The embattled senator-elect has taken both defensive and offensive stances along the way. Justices of the Supreme Court issued a preliminary injunction, barring Rodriquez from taking the oath of office while at the same time, directing a lower court to review one of its rulings.
But Rodriquez said once the 32nd Legislature formally convened Jan. 9, the courts lost jurisdiction over his case. An attorney representing political rival Janelle Sarauw said the latest filing before the U.S. Appeals Court for the 3rd Circuit may fall flat.
“There has been no motion for stay of proceedings or similar motion seeking to suspend the special election, which typically would need to be filed in the trial court first,” said Attorney Edward Barry.
Against this backdrop, Elections Supervisor Caroline Fawkes has rallied her staff to put a special election together on a fast track.

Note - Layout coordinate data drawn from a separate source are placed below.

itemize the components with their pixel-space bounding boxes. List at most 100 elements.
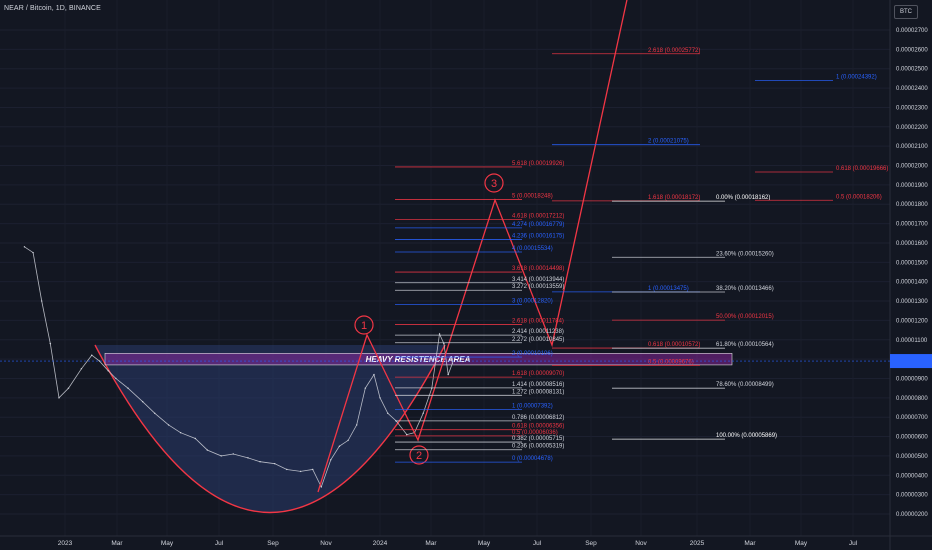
fib-ext-b-label: 2 (0.00021075) xyxy=(648,139,689,145)
price-point xyxy=(40,300,43,302)
price-point xyxy=(141,401,144,403)
price-point xyxy=(299,470,302,473)
fib-ext-a-label: 2.272 (0.00010845) xyxy=(512,337,564,343)
price-point xyxy=(451,362,454,364)
price-point xyxy=(422,412,424,415)
price-point xyxy=(67,387,70,389)
y-tick-label: 0.00002500 xyxy=(896,67,928,73)
price-point xyxy=(194,437,197,440)
fib-ext-a-label: 3.414 (0.00013944) xyxy=(512,277,564,283)
x-tick-label: May xyxy=(795,540,808,547)
fib-ext-a-label: 4.236 (0.00016175) xyxy=(512,234,564,240)
current-price-badge xyxy=(890,354,932,369)
fib-ext-a-label: 5.618 (0.00019926) xyxy=(512,161,564,167)
fib-retrace-label: 0.00% (0.00018162) xyxy=(716,195,770,201)
x-tick-label: Sep xyxy=(267,540,279,547)
fib-ext-b-label: 1 (0.00013475) xyxy=(648,286,689,292)
y-tick-label: 0.00002700 xyxy=(896,28,928,34)
price-point xyxy=(115,377,117,380)
y-tick-label: 0.00001100 xyxy=(896,338,928,344)
price-point xyxy=(206,449,209,451)
price-point xyxy=(247,457,249,459)
x-tick-label: Nov xyxy=(635,540,647,547)
price-point xyxy=(220,455,222,457)
price-point xyxy=(80,368,83,370)
projection-path xyxy=(317,0,628,493)
price-point xyxy=(127,387,129,389)
x-tick-label: Mar xyxy=(425,540,437,547)
fib-ext-a-label: 0.618 (0.00006356) xyxy=(512,424,564,430)
price-point xyxy=(447,373,449,376)
fib-ext-b-label: 2.618 (0.00025772) xyxy=(648,48,700,54)
fib-retrace-label: 78.60% (0.00008499) xyxy=(716,382,774,388)
y-tick-label: 0.00001200 xyxy=(896,318,928,324)
price-point xyxy=(232,453,234,455)
price-point xyxy=(338,445,341,447)
y-tick-label: 0.00000800 xyxy=(896,396,928,402)
fib-ext-a-label: 0.236 (0.00005319) xyxy=(512,444,564,450)
price-point xyxy=(91,354,93,356)
fib-retrace-label: 38.20% (0.00013466) xyxy=(716,286,774,292)
y-tick-label: 0.00001500 xyxy=(896,260,928,266)
x-tick-label: 2025 xyxy=(690,540,705,547)
wave-label-circle xyxy=(484,173,504,193)
fib-ext-b-label: 0.618 (0.00010572) xyxy=(648,342,700,348)
price-point xyxy=(438,333,441,335)
fib-ext-b-label: 0.5 (0.00009676) xyxy=(648,359,694,365)
price-point xyxy=(274,462,276,465)
y-tick-label: 0.00001600 xyxy=(896,241,928,247)
wave-label: 1 xyxy=(361,320,367,332)
fib-ext-a-label: 5 (0.00018248) xyxy=(512,193,553,199)
x-tick-label: Mar xyxy=(111,540,123,547)
cup-outline xyxy=(94,344,446,513)
currency-button[interactable]: BTC xyxy=(894,5,918,19)
price-point xyxy=(49,342,52,345)
y-tick-label: 0.00002600 xyxy=(896,47,928,53)
wave-label-circle xyxy=(409,445,429,465)
y-tick-label: 0.00000900 xyxy=(896,376,928,382)
fib-ext-a-label: 4.618 (0.00017212) xyxy=(512,213,564,219)
y-tick-label: 0.00002000 xyxy=(896,164,928,170)
fib-retrace-label: 50.00% (0.00012015) xyxy=(716,314,774,320)
y-tick-label: 0.00000700 xyxy=(896,415,928,421)
price-point xyxy=(347,439,349,442)
y-tick-label: 0.00002200 xyxy=(896,125,928,131)
price-point xyxy=(311,468,314,471)
x-tick-label: Sep xyxy=(585,540,597,547)
fib-ext-a-label: 1.414 (0.00008516) xyxy=(512,382,564,388)
price-point xyxy=(98,360,101,362)
y-tick-label: 0.00002100 xyxy=(896,144,928,150)
y-tick-label: 0.00001300 xyxy=(896,299,928,305)
fib-ext-a-label: 0.786 (0.00006812) xyxy=(512,415,564,421)
y-tick-label: 0.00001400 xyxy=(896,280,928,286)
x-tick-label: May xyxy=(161,540,174,547)
fib-ext-a-label: 3.618 (0.00014498) xyxy=(512,266,564,272)
fib-ext-a-label: 3 (0.00012820) xyxy=(512,299,553,305)
price-point xyxy=(58,397,60,399)
y-tick-label: 0.00001700 xyxy=(896,222,928,228)
y-tick-label: 0.00000400 xyxy=(896,473,928,479)
y-tick-label: 0.00001800 xyxy=(896,202,928,208)
price-point xyxy=(286,468,288,471)
y-tick-label: 0.00000600 xyxy=(896,435,928,441)
fib-ext-c-label: 0.5 (0.00018206) xyxy=(836,194,882,200)
price-point xyxy=(330,459,332,461)
price-point xyxy=(406,433,408,436)
x-tick-label: Jul xyxy=(533,540,542,547)
resistance-zone-label: HEAVY RESISTENCE AREA xyxy=(366,355,471,364)
price-point xyxy=(23,246,26,248)
price-point xyxy=(167,424,170,426)
fib-ext-a-label: 0.5 (0.00006036) xyxy=(512,430,558,436)
y-tick-label: 0.00000200 xyxy=(896,512,928,518)
x-tick-label: Jul xyxy=(215,540,224,547)
fib-retrace-label: 100.00% (0.00005869) xyxy=(716,433,777,439)
x-tick-label: Mar xyxy=(744,540,756,547)
price-point xyxy=(443,342,445,345)
price-point xyxy=(179,431,182,434)
chart-title: NEAR / Bitcoin, 1D, BINANCE xyxy=(4,5,101,12)
price-point xyxy=(379,397,381,399)
wave-label: 2 xyxy=(416,450,422,462)
x-tick-label: Jul xyxy=(849,540,858,547)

The ballot assignments, resulting from the casting of lots held Friday, is as follows:
Lloyd L. Williams 1
Gilmore A. Estrill, Sr. 2
Randolph L. Thomas 3
Alma Francis Heyliger 4
Darien L. Wheatley 5
Robert Max Schanfarber 6
Justin Harrigan, Sr. 7
Gustave R. Dowling 8
Barbara A. Petersen 9
Wilma Marsh Monsanto 10
Janelle K. Sarauw 11
Patrick Simeon Sprauve 12
Stephen “Smokey” Frett 13
Rodriquez’s name was not among those competing in the special election. Fawkes said she could not tell if campaign supporters for Rodriquez picked up an application packet prior to the filing deadline.
The matter was complicated further by an unsolicited legal opinion issued by Attorney General Claude Walker. Walker’s opinion followed an appearance before the Senate where lawmakers debated whether an elections reform measure, Act 7892, nullified the St. Thomas-St. John Board of Elections as of Jan. 1.
In the legal opinion Walker said Rodriquez did not qualify as a candidate for the special election because of legal issues raised in a ruling by the Virgin Islands Supreme Court on Jan. 8.